Advocacy

On a random Tuesday in April of 2009 my son, Daniel, took his life. I was thrown into grief-driven depression. The horrifying world that my son had inhabited for so long was instantly put into painful relief. I learned that suicide never leaves behind a simple narrative. Depression and diseases of the brain arise from complex factors, which are often misunderstood. There is a common thread, however: sufferers struggle with an overarching sense of hopelessness and an inability to see past the present moment.

Thomas Joiner, author of Why People Die by Suicide and a suicide survivor, states: Various kinds of recklessness may predispose people to suicide precisely because it leaves them open to injury and danger. Repeated injurious experiences, he suggests, “in turn, make people fearless about a lot of things, including self-injury.”
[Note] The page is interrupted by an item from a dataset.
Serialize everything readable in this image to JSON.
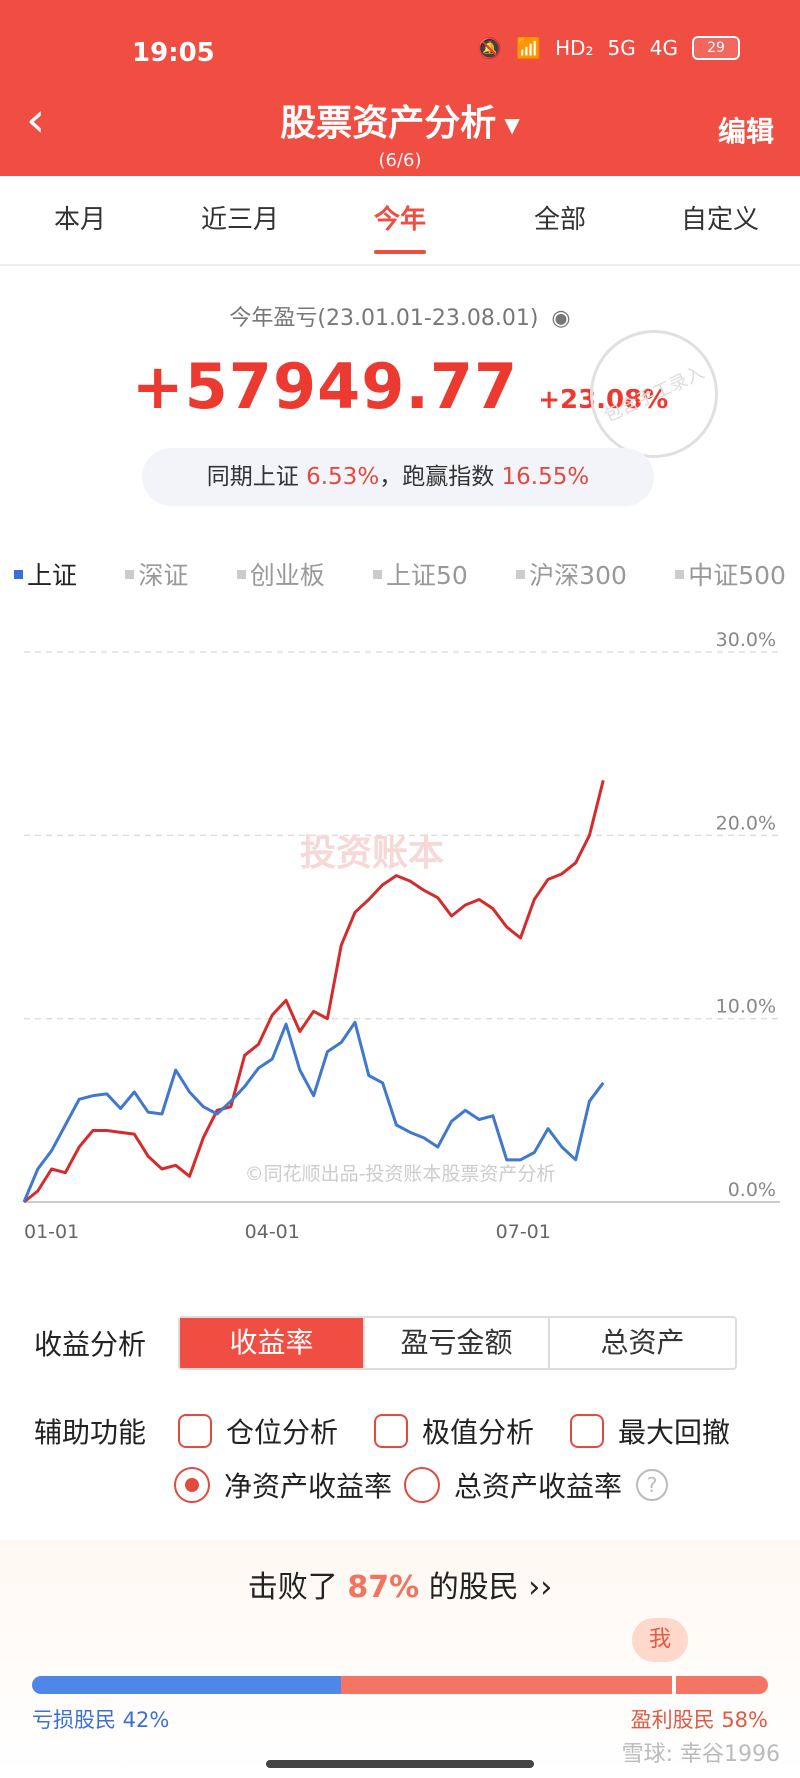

My son was involved in a variety of sports including hockey, basketball and football. He was also an avid longboarder. After his suicide, I found out that he boarded onto street ramps, often getting perilously close to oncoming traffic. On one of those occasions he returned home to his apartment bloodied and bruised from falling hard on the pavement. He adapted to physical injury, just as he’d done with his asthma and life-threatening food allergies. His melancholy was another problem that he alone would deal with.

“The most robust intervention we can offer is the prevention and treatment of depression and other mental illnesses. Most suicide completion is impulsive and impossible to predict. It’s therefore essential we do whatever we can to reduce risk. We are continuously improving our understanding of how the brain operates, enabling us to better understand how to develop new models of thinking about what causes, and how to treat mental illness.” Dr. Roger McIntyre Professor of Psychiatry and Pharmacology at the University of Toronto and Head of the Mood Disorders Psychopharmacology Unit at the University Health Network.